There is no near-term path to achieve the kind of size and weight savings that are necessary without microtube heat exchangers. It’s that simple.
Reasons to believe
Reaction Engines was an engine-maker that pursued microtube heat exchanger technology to enable their novel hypersonic concept. At Intergalactic, we’re thermal systems developers which pursued microtube heat exchangers to hit extremely aggressive size and weight targets with our customers. In both cases, our companies have made major inroads in developing this new technology platform with the shared belief that microtubes would replace plate fin as the industry standard soon.
At Intergalactic, we believe for a variety of reasons:
- Something has to replace plate fin. It’s been a reliable and useful technology, but its limitations are becoming a point of urgency across the military and commercial aerospace sectors. Microtube technology is the next evolutionary step.
- In our fairly extensive experience, microtube heat exchanges consistently cut one half to two thirds of the weight compared to a comparable plate fin heat exchanger, offering the kind of mass savings that make a big difference across a wide range of aerospace applications, including bleed air precoolers, ram air heat exchangers, vapor cycle system evaporators and condensers, and much more.
- Between Intergalactic and Reaction Engines, the microtube technology platform is extremely well tested. For our part, we’ve put stainless steel and Inconel microtube heat exchangers through 27 G’s of force, 14,000 PSI of pressure, and full Mil-810 and DO-160 environmental qualification on military fixed and rotor-wing aircraft, with full commercial qualification coming soon.
On that last point, Intergalactic is (we think) the only company in the world to fully flight qualify and flight test a microtube heat exchanger. We’ve had it flying as part of a vapor cycle system we designed for a fifth-generation military fixed wing fighter since the middle of 2023. We had heard rumblings that Reaction Engines was going to have an opportunity to flight qualify and test a microtube heat exchanger on a commercial platform soon, and we were rooting for their success to advance the technology.
What’s next for microtube heat exchangers?
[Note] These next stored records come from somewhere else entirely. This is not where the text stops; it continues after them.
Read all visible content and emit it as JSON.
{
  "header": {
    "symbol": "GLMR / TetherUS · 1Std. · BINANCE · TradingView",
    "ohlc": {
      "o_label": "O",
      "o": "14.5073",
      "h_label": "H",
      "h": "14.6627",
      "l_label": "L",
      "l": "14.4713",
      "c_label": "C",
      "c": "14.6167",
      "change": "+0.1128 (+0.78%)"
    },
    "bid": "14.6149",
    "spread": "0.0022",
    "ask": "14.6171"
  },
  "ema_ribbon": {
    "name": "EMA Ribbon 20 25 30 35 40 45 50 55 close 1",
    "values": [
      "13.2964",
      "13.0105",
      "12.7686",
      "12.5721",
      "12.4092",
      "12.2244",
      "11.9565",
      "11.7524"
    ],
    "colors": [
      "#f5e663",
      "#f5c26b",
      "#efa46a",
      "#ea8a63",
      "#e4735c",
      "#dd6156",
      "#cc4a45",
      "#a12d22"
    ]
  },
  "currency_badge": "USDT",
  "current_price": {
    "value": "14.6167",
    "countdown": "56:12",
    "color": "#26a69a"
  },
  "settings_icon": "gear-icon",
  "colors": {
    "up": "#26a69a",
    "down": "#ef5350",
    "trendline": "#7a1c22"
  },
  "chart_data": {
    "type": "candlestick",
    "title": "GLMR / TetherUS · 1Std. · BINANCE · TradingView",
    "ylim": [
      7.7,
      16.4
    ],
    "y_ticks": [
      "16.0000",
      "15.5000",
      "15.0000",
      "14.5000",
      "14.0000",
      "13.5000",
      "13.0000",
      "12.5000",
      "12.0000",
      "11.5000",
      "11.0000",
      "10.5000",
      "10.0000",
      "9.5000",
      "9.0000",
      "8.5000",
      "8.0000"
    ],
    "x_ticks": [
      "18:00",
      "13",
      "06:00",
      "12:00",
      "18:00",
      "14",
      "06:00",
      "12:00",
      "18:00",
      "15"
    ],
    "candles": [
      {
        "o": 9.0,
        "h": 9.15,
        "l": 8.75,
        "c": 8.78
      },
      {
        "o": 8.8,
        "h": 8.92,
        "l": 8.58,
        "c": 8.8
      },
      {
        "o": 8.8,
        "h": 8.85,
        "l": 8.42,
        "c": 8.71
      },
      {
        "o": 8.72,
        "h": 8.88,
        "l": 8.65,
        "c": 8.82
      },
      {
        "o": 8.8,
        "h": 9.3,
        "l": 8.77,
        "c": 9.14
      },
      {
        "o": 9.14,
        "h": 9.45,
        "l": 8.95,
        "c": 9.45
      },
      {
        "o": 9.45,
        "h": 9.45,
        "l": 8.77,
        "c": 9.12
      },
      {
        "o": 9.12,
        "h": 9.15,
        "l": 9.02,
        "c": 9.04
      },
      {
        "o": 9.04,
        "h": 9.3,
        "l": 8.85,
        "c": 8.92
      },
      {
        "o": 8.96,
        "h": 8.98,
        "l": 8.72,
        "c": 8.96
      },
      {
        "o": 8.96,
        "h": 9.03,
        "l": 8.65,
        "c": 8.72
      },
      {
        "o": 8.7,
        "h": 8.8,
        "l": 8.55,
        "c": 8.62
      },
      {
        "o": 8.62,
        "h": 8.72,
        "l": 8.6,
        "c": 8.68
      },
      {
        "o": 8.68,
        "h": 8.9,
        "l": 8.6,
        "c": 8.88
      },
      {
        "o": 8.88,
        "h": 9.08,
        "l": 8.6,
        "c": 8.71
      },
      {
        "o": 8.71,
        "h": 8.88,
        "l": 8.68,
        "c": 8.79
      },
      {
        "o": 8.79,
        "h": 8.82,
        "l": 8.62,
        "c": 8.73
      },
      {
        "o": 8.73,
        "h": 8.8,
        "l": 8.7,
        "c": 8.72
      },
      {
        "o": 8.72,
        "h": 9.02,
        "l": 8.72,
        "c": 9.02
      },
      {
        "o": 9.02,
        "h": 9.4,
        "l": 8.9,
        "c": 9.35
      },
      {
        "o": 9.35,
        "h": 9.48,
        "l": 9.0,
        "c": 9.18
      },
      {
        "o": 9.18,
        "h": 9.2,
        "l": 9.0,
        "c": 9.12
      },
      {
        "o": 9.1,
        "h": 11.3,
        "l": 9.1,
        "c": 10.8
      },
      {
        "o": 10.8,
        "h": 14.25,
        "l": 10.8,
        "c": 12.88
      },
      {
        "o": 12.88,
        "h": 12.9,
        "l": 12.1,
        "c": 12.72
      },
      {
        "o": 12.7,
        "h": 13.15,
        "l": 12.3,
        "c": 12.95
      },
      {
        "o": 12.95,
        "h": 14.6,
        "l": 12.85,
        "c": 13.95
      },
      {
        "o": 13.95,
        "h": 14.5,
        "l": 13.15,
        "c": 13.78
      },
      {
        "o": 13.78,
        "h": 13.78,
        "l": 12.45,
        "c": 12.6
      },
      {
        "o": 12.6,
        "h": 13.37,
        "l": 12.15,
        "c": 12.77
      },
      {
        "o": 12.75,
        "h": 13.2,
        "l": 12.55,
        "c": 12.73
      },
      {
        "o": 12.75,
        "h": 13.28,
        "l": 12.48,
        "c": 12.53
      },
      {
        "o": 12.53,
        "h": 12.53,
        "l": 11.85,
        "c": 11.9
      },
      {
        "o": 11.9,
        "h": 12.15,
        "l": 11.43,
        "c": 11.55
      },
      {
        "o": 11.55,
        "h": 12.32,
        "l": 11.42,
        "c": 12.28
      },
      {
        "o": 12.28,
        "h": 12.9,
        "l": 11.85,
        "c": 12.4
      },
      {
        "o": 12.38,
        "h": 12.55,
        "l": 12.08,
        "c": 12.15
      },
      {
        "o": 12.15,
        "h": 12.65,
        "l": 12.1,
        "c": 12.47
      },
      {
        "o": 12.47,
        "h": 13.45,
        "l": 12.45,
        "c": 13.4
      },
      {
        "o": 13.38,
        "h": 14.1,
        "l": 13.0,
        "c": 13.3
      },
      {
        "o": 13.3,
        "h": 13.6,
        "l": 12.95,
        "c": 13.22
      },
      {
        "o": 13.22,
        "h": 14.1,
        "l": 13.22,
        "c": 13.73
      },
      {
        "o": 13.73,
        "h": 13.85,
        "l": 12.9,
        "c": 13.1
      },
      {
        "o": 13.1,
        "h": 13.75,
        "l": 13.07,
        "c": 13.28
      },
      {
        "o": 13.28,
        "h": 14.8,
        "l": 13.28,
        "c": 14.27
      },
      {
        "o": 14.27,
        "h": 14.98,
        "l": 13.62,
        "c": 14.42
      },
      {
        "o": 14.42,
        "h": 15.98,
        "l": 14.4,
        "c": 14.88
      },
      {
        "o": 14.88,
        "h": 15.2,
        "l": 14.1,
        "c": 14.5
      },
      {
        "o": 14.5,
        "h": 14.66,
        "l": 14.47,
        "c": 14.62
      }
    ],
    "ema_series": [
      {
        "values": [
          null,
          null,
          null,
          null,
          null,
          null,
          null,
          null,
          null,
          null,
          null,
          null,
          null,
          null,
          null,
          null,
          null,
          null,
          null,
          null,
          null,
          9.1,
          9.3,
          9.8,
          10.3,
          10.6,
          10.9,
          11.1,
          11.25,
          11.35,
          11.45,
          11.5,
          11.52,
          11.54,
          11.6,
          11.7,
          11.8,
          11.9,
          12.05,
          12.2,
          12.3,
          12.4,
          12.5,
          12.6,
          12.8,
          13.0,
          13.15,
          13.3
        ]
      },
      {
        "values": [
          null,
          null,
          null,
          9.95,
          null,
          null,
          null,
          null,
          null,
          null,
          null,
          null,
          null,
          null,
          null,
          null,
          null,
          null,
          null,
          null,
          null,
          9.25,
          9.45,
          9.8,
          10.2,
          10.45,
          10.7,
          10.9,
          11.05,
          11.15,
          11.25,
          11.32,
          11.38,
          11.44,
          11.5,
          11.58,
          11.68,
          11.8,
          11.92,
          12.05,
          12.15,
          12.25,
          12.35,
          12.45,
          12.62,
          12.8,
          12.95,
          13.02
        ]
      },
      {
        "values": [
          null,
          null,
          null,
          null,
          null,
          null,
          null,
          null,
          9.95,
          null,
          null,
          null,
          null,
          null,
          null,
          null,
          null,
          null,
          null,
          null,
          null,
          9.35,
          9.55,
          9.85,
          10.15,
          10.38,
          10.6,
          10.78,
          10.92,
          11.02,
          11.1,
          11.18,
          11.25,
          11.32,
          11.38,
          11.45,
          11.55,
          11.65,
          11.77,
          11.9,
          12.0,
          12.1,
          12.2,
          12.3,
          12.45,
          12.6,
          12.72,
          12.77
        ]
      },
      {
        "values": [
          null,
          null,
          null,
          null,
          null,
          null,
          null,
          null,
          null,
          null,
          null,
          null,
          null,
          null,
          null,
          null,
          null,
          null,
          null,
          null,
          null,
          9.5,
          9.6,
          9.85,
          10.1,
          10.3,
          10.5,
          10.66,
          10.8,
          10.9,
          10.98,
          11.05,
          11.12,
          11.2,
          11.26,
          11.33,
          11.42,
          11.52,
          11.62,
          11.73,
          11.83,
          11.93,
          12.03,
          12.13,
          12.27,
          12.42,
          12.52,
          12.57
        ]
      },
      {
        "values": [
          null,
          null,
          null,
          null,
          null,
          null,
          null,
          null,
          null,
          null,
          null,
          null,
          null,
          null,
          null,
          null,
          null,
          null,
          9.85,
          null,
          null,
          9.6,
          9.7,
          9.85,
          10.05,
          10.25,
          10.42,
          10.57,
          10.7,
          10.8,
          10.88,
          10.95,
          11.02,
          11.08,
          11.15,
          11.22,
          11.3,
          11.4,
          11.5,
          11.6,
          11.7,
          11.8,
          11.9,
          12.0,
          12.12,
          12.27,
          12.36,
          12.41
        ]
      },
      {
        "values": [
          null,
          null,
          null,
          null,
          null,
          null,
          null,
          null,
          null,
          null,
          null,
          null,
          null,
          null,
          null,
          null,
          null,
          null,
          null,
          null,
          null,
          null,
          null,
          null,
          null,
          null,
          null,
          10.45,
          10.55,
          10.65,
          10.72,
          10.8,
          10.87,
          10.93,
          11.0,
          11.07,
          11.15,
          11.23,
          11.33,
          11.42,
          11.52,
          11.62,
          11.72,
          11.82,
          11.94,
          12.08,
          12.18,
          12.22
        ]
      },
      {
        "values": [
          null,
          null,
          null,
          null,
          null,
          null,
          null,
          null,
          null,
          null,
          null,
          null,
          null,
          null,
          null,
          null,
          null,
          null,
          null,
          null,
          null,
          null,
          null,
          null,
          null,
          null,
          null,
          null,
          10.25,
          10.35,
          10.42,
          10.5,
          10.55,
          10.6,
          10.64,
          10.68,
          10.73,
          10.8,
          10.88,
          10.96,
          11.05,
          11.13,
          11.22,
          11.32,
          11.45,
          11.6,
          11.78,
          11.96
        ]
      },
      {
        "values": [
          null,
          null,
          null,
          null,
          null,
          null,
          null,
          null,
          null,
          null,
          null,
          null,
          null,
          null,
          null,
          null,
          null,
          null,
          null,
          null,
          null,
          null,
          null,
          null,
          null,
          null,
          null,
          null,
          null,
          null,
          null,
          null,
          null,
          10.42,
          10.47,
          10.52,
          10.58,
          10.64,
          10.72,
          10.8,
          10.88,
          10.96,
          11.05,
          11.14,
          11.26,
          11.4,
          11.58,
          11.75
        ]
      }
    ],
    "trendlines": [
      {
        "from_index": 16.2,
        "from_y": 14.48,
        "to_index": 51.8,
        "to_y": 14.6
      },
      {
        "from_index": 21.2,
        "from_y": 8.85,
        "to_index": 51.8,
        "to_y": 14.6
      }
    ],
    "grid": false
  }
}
At Intergalactic, we’ve taken microtube technology to TRL 9 and we’ve been busy building the capabilities and processes to ramp up manufacturing for full scale production across a wide range of applications. Our confidence in this technology starts with our patented and proprietary laser welding manufacturing process, which has provided the robustness required to perform under the most rigorous conditions. We’ve also been expanding into new materials – ranging from stainless steel to Inconel to titanium – and developing curved applications to conform to engine nacelles and aircraft fuselages.
With the wind-down of Reaction Engines, some in the industry may wonder if the future of microtube heat exchangers is in doubt. The evidence strongly points in the other direction. If anything, the fact that Reaction Engines’ microtube heat exchangers found a market before their truly novel hypersonic engine is a testament to how critical microtube technology is for both military and civil aviation right now.
At Intergalactic, we’re heartbroken that our friends at Reaction Engines met the end of their road, and we’re even more motivated to take up the torch and continue the commercialization of microtube heat exchangers and other component and system-level thermal management innovations. The future is here and innovation is no longer optional. Long live the spirit of innovation that Reaction Engines embodied from start to finish.